The market is starting to price the financing channel, not just the demand channel. The instant credit spreads / lenders wobble, the most levered “AI build” expressions get hit first.

Trump’s State of the Union is tonight, could we get an UFO mention? I doubt it, but you never know…..

The noise yesterday was the Citrini report predicting certain doom from AI. Impossible to know whether that helped contribute to yesterday’s selloff. I do think AI has been, and will continue to be disruptive. However, this creates opportunities for those who know how to spot them.

A Stock I’m Watching

Corning (GLW)

Corning is an “AI infrastructure” play hiding in plain sight: if GPUs are the brains of AI, fiber is the nervous system. As data centers scale, the hard constraint is increasingly moving data fast, reliably, and at massive bandwidth—and that drives demand for optical fiber, cable, and connectivity (not just chips). The market got a major real‑world validation of that thesis when Meta signed a multi‑year agreement worth up to $6B for Corning to supply advanced optical fiber/cable/connectivity products for AI data centers, running through 2030. Corning is also expanding manufacturing capacity in North Carolina (including its Hickory cable factory) with Meta as an anchor customer and expects to increase local employment 15%–20%—a pretty direct signal that this isn’t a “one-quarter pop,” it’s a capacity-driven demand cycle.

Implications: GLW is a credible way to express “AI capex is becoming physical,” with improved visibility when hyperscalers sign longer-dated supply agreements.

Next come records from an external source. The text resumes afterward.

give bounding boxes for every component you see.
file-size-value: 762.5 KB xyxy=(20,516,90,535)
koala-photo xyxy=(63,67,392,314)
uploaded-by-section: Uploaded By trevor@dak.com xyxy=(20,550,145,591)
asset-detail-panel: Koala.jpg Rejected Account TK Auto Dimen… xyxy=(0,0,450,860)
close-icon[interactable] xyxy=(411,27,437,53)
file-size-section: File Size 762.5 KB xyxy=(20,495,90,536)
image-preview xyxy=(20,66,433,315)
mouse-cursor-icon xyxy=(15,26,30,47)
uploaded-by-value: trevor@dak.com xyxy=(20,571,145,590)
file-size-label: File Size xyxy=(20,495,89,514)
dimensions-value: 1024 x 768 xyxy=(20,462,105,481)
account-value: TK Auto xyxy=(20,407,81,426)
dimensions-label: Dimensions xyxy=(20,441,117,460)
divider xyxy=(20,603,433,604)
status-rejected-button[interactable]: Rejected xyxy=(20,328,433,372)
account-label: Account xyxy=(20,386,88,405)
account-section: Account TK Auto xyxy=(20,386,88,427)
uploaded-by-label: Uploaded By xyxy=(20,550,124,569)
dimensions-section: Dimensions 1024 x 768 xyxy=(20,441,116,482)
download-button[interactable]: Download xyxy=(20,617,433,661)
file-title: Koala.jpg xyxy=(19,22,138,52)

The risk is that GLW is not a pure AI stock—optical can be strong while other segments (consumer/display) create volatility—and after an ~84% share surge in 2025 you want to be honest that some optimism may already be priced in.

What I’d watch next: Optical segment growth + margins, additional hyperscaler supply deals, and whether capacity adds stay tight enough to sustain pricing power.